London and Brussels have agreed a preliminary deal that would see British financial services retain access to European Union markets after Brexit, The Times newspaper reported Thursday.
British and EU negotiators have struck a tentative agreement on all aspects of a future partnership on services and the exchange of data, the daily said, citing UK government sources.
Such a deal would guarantee British companies access to EU markets as long as domestic regulations remained broadly aligned with those set by Brussels.
The pound started to rally against the dollar following the publication of the report at midnight (0000 GMT).
It stood at a weekly high of about $1.29 around 0730 GMT.
Financial services are a major part of Britain’s economy and access to European markets has been a key concern in the Brexit negotiations.
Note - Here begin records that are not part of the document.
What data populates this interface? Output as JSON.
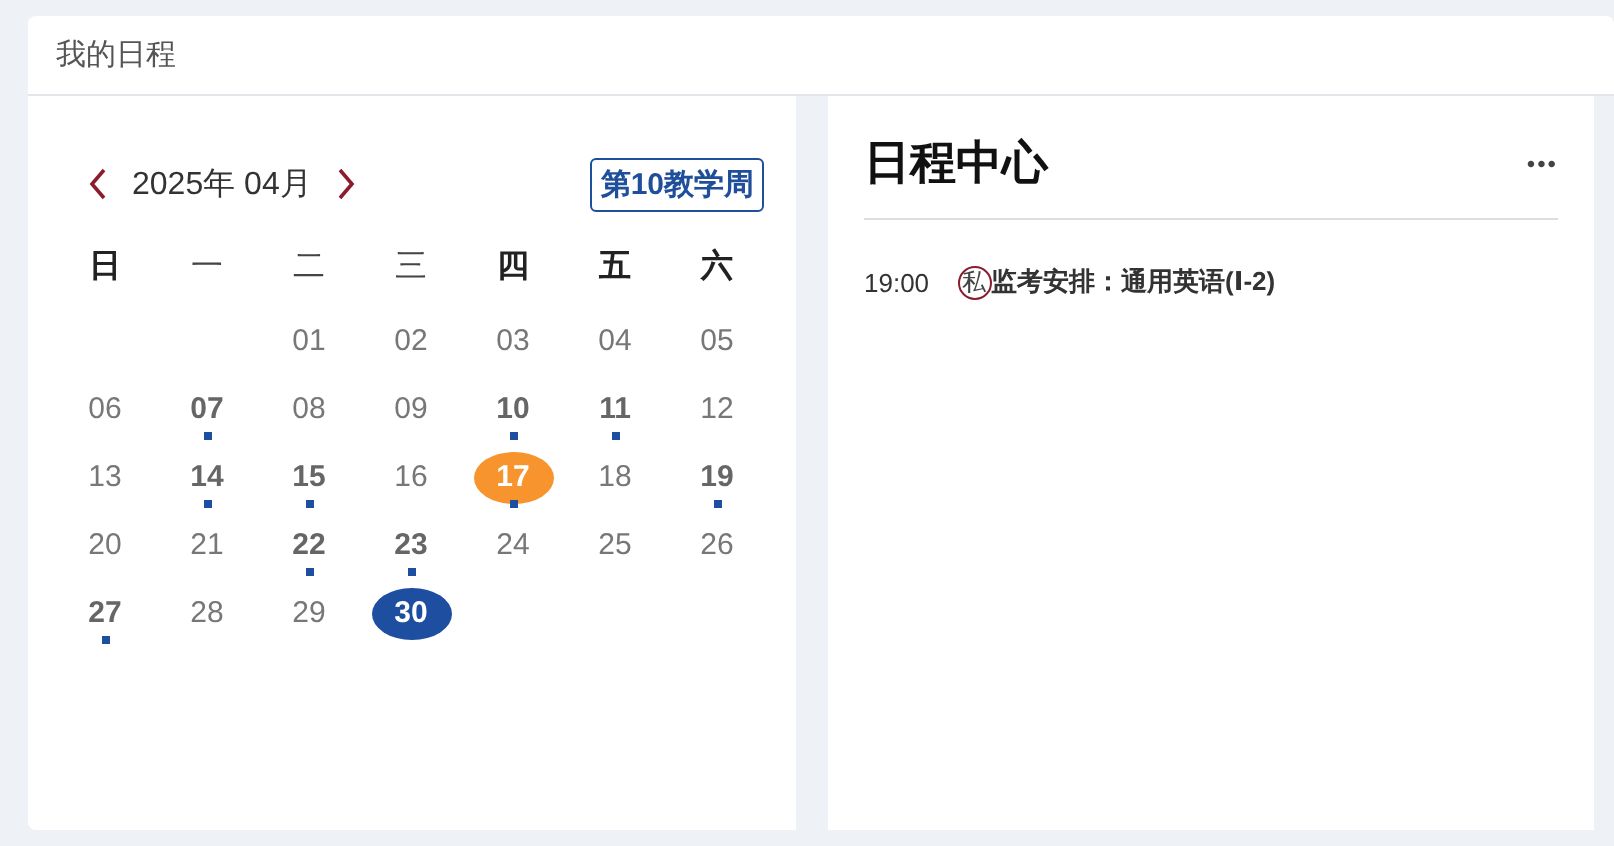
{
  "card_title": "我的日程",
  "calendar": {
    "month_label": "2025年 04月",
    "week_badge": "第10教学周",
    "weekdays": [
      {
        "label": "日",
        "bold": true
      },
      {
        "label": "一",
        "bold": false
      },
      {
        "label": "二",
        "bold": false
      },
      {
        "label": "三",
        "bold": false
      },
      {
        "label": "四",
        "bold": true
      },
      {
        "label": "五",
        "bold": true
      },
      {
        "label": "六",
        "bold": true
      }
    ],
    "weeks": [
      [
        {
          "day": "01",
          "has_event": false,
          "today": false,
          "selected": false
        },
        {
          "day": "02",
          "has_event": false,
          "today": false,
          "selected": false
        },
        {
          "day": "03",
          "has_event": false,
          "today": false,
          "selected": false
        },
        {
          "day": "04",
          "has_event": false,
          "today": false,
          "selected": false
        },
        {
          "day": "05",
          "has_event": false,
          "today": false,
          "selected": false
        }
      ],
      [
        {
          "day": "06",
          "has_event": false,
          "today": false,
          "selected": false
        },
        {
          "day": "07",
          "has_event": true,
          "today": false,
          "selected": false
        },
        {
          "day": "08",
          "has_event": false,
          "today": false,
          "selected": false
        },
        {
          "day": "09",
          "has_event": false,
          "today": false,
          "selected": false
        },
        {
          "day": "10",
          "has_event": true,
          "today": false,
          "selected": false
        },
        {
          "day": "11",
          "has_event": true,
          "today": false,
          "selected": false
        },
        {
          "day": "12",
          "has_event": false,
          "today": false,
          "selected": false
        }
      ],
      [
        {
          "day": "13",
          "has_event": false,
          "today": false,
          "selected": false
        },
        {
          "day": "14",
          "has_event": true,
          "today": false,
          "selected": false
        },
        {
          "day": "15",
          "has_event": true,
          "today": false,
          "selected": false
        },
        {
          "day": "16",
          "has_event": false,
          "today": false,
          "selected": false
        },
        {
          "day": "17",
          "has_event": true,
          "today": true,
          "selected": false
        },
        {
          "day": "18",
          "has_event": false,
          "today": false,
          "selected": false
        },
        {
          "day": "19",
          "has_event": true,
          "today": false,
          "selected": false
        }
      ],
      [
        {
          "day": "20",
          "has_event": false,
          "today": false,
          "selected": false
        },
        {
          "day": "21",
          "has_event": false,
          "today": false,
          "selected": false
        },
        {
          "day": "22",
          "has_event": true,
          "today": false,
          "selected": false
        },
        {
          "day": "23",
          "has_event": true,
          "today": false,
          "selected": false
        },
        {
          "day": "24",
          "has_event": false,
          "today": false,
          "selected": false
        },
        {
          "day": "25",
          "has_event": false,
          "today": false,
          "selected": false
        },
        {
          "day": "26",
          "has_event": false,
          "today": false,
          "selected": false
        }
      ],
      [
        {
          "day": "27",
          "has_event": true,
          "today": false,
          "selected": false
        },
        {
          "day": "28",
          "has_event": false,
          "today": false,
          "selected": false
        },
        {
          "day": "29",
          "has_event": false,
          "today": false,
          "selected": false
        },
        {
          "day": "30",
          "has_event": false,
          "today": false,
          "selected": true
        }
      ]
    ]
  },
  "schedule": {
    "title": "日程中心",
    "more": "•••",
    "events": [
      {
        "time": "19:00",
        "tag": "私",
        "title": "监考安排：通用英语(Ⅰ-2)"
      }
    ]
  }
}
Currently, the EU would be able to withdraw market access with a month’s notice if it decides that a partner country no longer has equivalent financial services regulations.
The report in The Times suggested that neither London nor Brussels would be able to declare unilaterally that regulations had fallen out of equivalence and block access to their markets without first going through independent arbitration and a notice period significantly longer than one month.
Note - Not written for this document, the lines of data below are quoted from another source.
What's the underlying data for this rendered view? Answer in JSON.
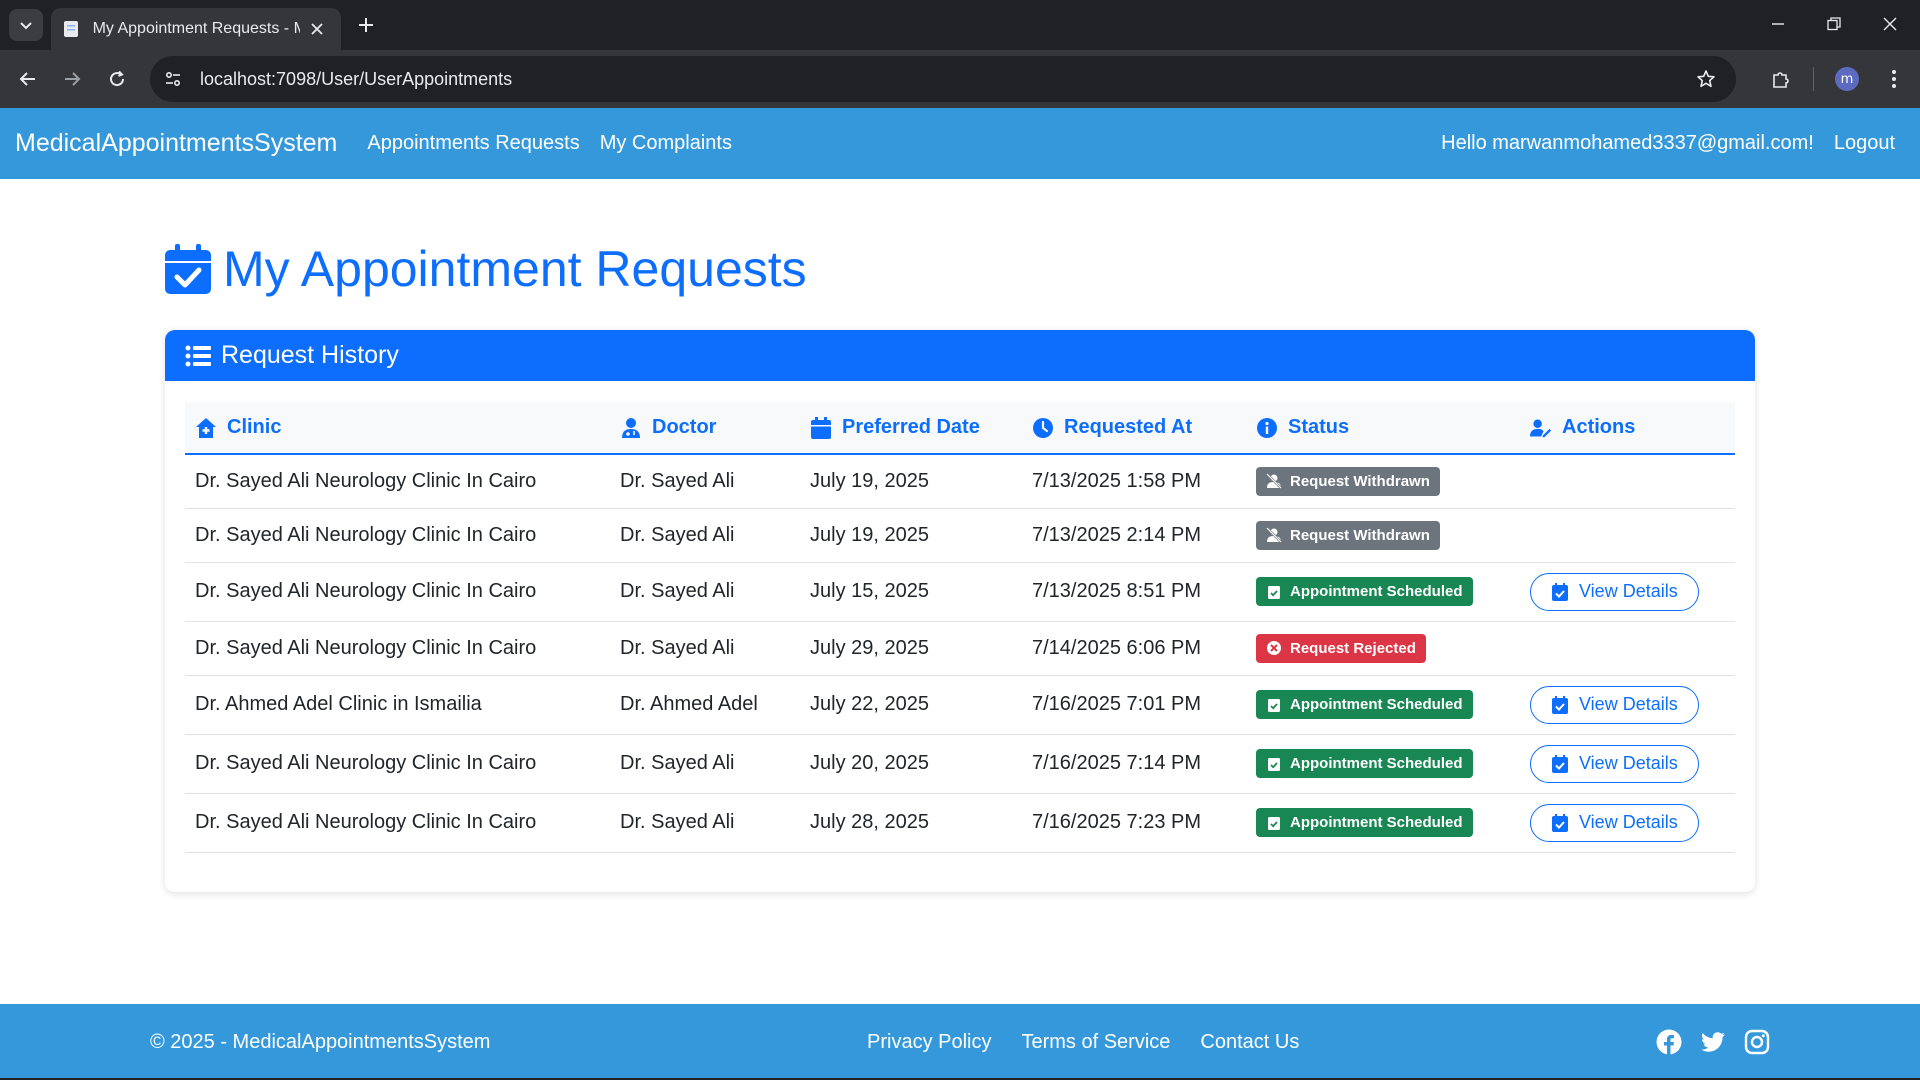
{
  "browser": {
    "tab_title": "My Appointment Requests - Me",
    "url": "localhost:7098/User/UserAppointments",
    "profile_initial": "m"
  },
  "navbar": {
    "brand": "MedicalAppointmentsSystem",
    "links": [
      "Appointments Requests",
      "My Complaints"
    ],
    "greeting": "Hello marwanmohamed3337@gmail.com!",
    "logout": "Logout",
    "bg_color": "#3498db"
  },
  "page": {
    "title": "My Appointment Requests",
    "accent_color": "#0d6efd"
  },
  "card": {
    "header": "Request History"
  },
  "table": {
    "columns": [
      "Clinic",
      "Doctor",
      "Preferred Date",
      "Requested At",
      "Status",
      "Actions"
    ],
    "column_icons": [
      "clinic-icon",
      "doctor-icon",
      "calendar-icon",
      "clock-icon",
      "info-icon",
      "user-edit-icon"
    ],
    "rows": [
      {
        "clinic": "Dr. Sayed Ali Neurology Clinic In Cairo",
        "doctor": "Dr. Sayed Ali",
        "preferred": "July 19, 2025",
        "requested": "7/13/2025 1:58 PM",
        "status": "Request Withdrawn",
        "status_type": "withdrawn",
        "action": ""
      },
      {
        "clinic": "Dr. Sayed Ali Neurology Clinic In Cairo",
        "doctor": "Dr. Sayed Ali",
        "preferred": "July 19, 2025",
        "requested": "7/13/2025 2:14 PM",
        "status": "Request Withdrawn",
        "status_type": "withdrawn",
        "action": ""
      },
      {
        "clinic": "Dr. Sayed Ali Neurology Clinic In Cairo",
        "doctor": "Dr. Sayed Ali",
        "preferred": "July 15, 2025",
        "requested": "7/13/2025 8:51 PM",
        "status": "Appointment Scheduled",
        "status_type": "scheduled",
        "action": "View Details"
      },
      {
        "clinic": "Dr. Sayed Ali Neurology Clinic In Cairo",
        "doctor": "Dr. Sayed Ali",
        "preferred": "July 29, 2025",
        "requested": "7/14/2025 6:06 PM",
        "status": "Request Rejected",
        "status_type": "rejected",
        "action": ""
      },
      {
        "clinic": "Dr. Ahmed Adel Clinic in Ismailia",
        "doctor": "Dr. Ahmed Adel",
        "preferred": "July 22, 2025",
        "requested": "7/16/2025 7:01 PM",
        "status": "Appointment Scheduled",
        "status_type": "scheduled",
        "action": "View Details"
      },
      {
        "clinic": "Dr. Sayed Ali Neurology Clinic In Cairo",
        "doctor": "Dr. Sayed Ali",
        "preferred": "July 20, 2025",
        "requested": "7/16/2025 7:14 PM",
        "status": "Appointment Scheduled",
        "status_type": "scheduled",
        "action": "View Details"
      },
      {
        "clinic": "Dr. Sayed Ali Neurology Clinic In Cairo",
        "doctor": "Dr. Sayed Ali",
        "preferred": "July 28, 2025",
        "requested": "7/16/2025 7:23 PM",
        "status": "Appointment Scheduled",
        "status_type": "scheduled",
        "action": "View Details"
      }
    ],
    "status_colors": {
      "withdrawn": "#6c757d",
      "scheduled": "#198754",
      "rejected": "#dc3545"
    }
  },
  "footer": {
    "copyright": "© 2025 - MedicalAppointmentsSystem",
    "links": [
      "Privacy Policy",
      "Terms of Service",
      "Contact Us"
    ],
    "social_icons": [
      "facebook-icon",
      "twitter-icon",
      "instagram-icon"
    ]
  }
}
Britain’s Brexit minister Dominic Raab believes a divorce deal with the European Union could be struck by November 21, it emerged Wednesday, prompting EU leaders to warn this would require a breakthrough within days.
In a letter to a parliamentary scrutiny panel, he wrote: “I would be happy to give evidence to the committee when a deal is finalised, and currently expect 21 November to be suitable.”
But Raab’s ministry later admitted there was “no set date for the negotiations to conclude”.
Most of the divorce deal with Brussels is agreed but talks remain stuck on how to avoid new checks on Britain’s land border with EU member Ireland after it leaves the bloc’s single market and customs union.